Minimal Competence: Data Access, Data Ownership, and Sharecropping.

A friend (from Google) recently trolled me, asking, “What’s up with the data lock-in at Flickr?”.

Got me thinking about standards. I wrote back a rant to a mailing list of fellow senior hacker, and coders types. Below I’ve included that rant, largely verbatim. I’d been meaning to turn it into a more reasoned blog post, maybe something suitable for posting on a more official outlet, but life is short, and Rod’s post about Quora reminded me to get on it.

As software engineers, as social software engineers, it’s important to have standards. You can debate the how much of what we do can be called engineering, even charitably, but the code we write determines the rules that govern the spaces more and more people spend time in, and while “First, do no harm” might be reaching, a few standards that you should be embarrassed to not meet seem appropriate.

One of those is around data access, data ownership, and sharecropping. This is something Flickr takes very seriously.

The Minimum

With Flickr you can get out, via the API, every single piece of information you put into the system.

Every photo, in every size, plus the completely untouched original. (which we store for you indefinitely, whether or not you pay us) Every tag, every comment, every note, every people tag, every fave. Also your stats, view counts, and referers.

Not the most recent N, not a subset of the data. All of it.

It’s your data, and you’ve granted us a limited license to use it.
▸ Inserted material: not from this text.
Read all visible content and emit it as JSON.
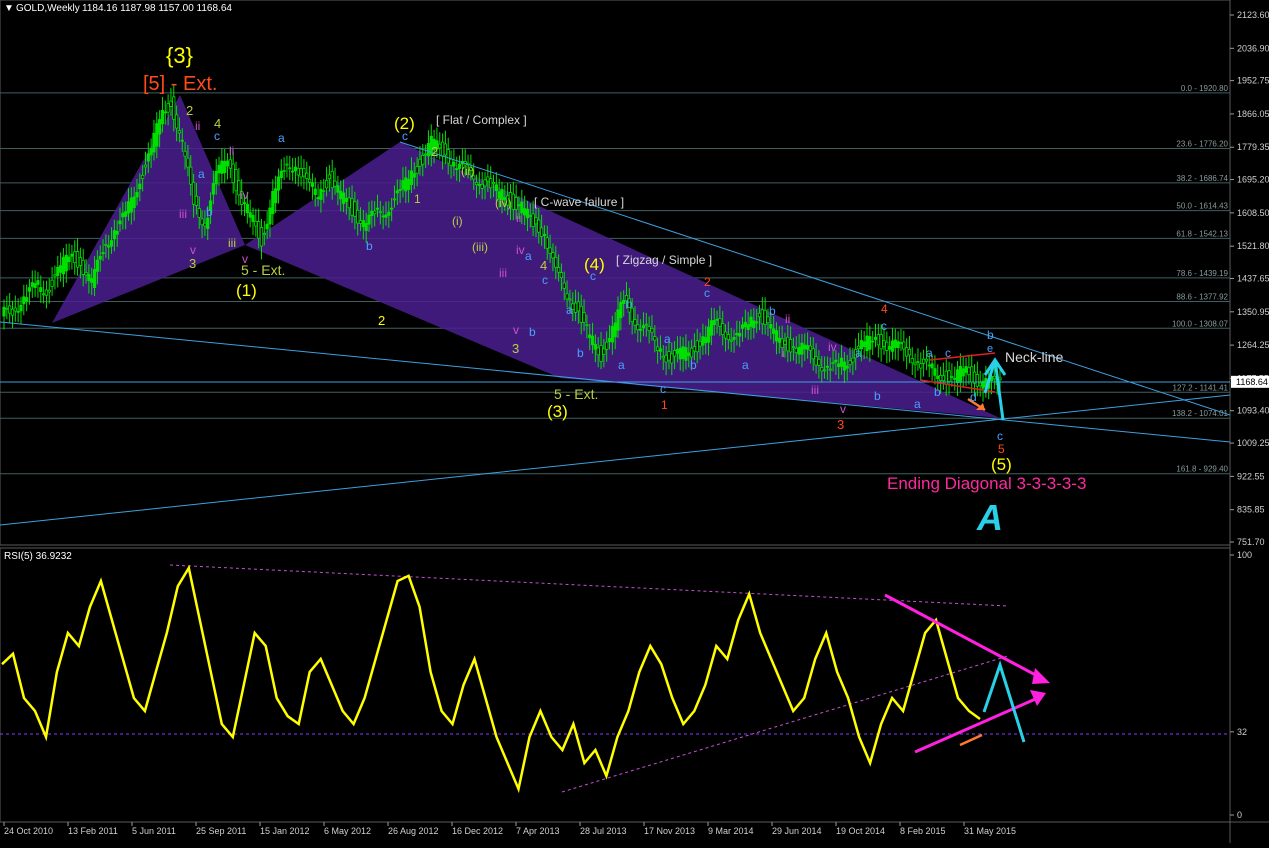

Additionally we provide a moderately competently built API that allows you to access your data at rates roughly 500x faster then the rate that will get you banned from Twitter.

Asking people to accept anything else is sharecropping. It’s a bad deal. Flickr helped pioneer “Web 2.0”, and personal data ownership is a key piece of that vision. Just because the wider public hasn’t caught on yet to all the nuances around data access, data privacy, data ownership, and data fidelity, doesn’t mean you shouldn’t be embarrassed to be failing to deliver a quality product.

The ability to get out the data you put in is the bare minimum. All of it, at high fidelity, in a reasonable amount of time.

The bare minimum that you should be building, bare minimum that you should be using, and absolutely the bare minimum you should be looking for in tools you allow and encourage people who aren’t builders to use.

A Reasonable Exchange of Value

Flickr actually goes a bit farther, not only can you get your data out, but it gets enriched as it passes through the system.

If you use the geotagging feature, you don’t just get the lat/long out you put in, but your photo comes back with a whole hierarchy of geographic descriptors, that are pointers into a publicly available gazetteer (Y! GeoPlanet). It would be good if there were pointers into other publicly available gazetteers (if for example Google ever released one) but there isn’t a good concordance service yet (but it’s being worked on)

You get structured access to all the metadata that people have added to your photos, with proper attribution available. (of course there is a working privacy model, so your “friends” aren’t getting data they aren’t supposed to, like your friend requests, and chat logs)

If you used our machine tags vocab, you get extra information pulled in from 3rd party APIs like Open Street Maps, Open Library, Last.fm, various transit administrations, and Foursquare.

Additionally you also have access to the data that was created in aggregate using the data you shared with us, like tag clusters, and the Creative Commons licensed neighborhood shape boundaries.

This isn’t the exhaustive list, just a few of the things Flickr does to respect, and collaborate with the people who share their time and data with us.

I’d certainly love to get a fraction of this data back from other services I use. Imagine getting access to all the data Google has about you, and everything they’ve learned partially based on observing you. I’ve gotten used to being disappointed by most of my fellow practitioners, but I still dream about using good tools that treat me with respect and want to collaborate.

Thanks go to Jesse Vincent, for the useful sharecropping metaphor.

(and I’ll state the obvious this is my personal blog, nothing I post here should be taken as official Flickr or Yahoo communication or policy, unless otherwise noted, that isn’t what they pay me to do.)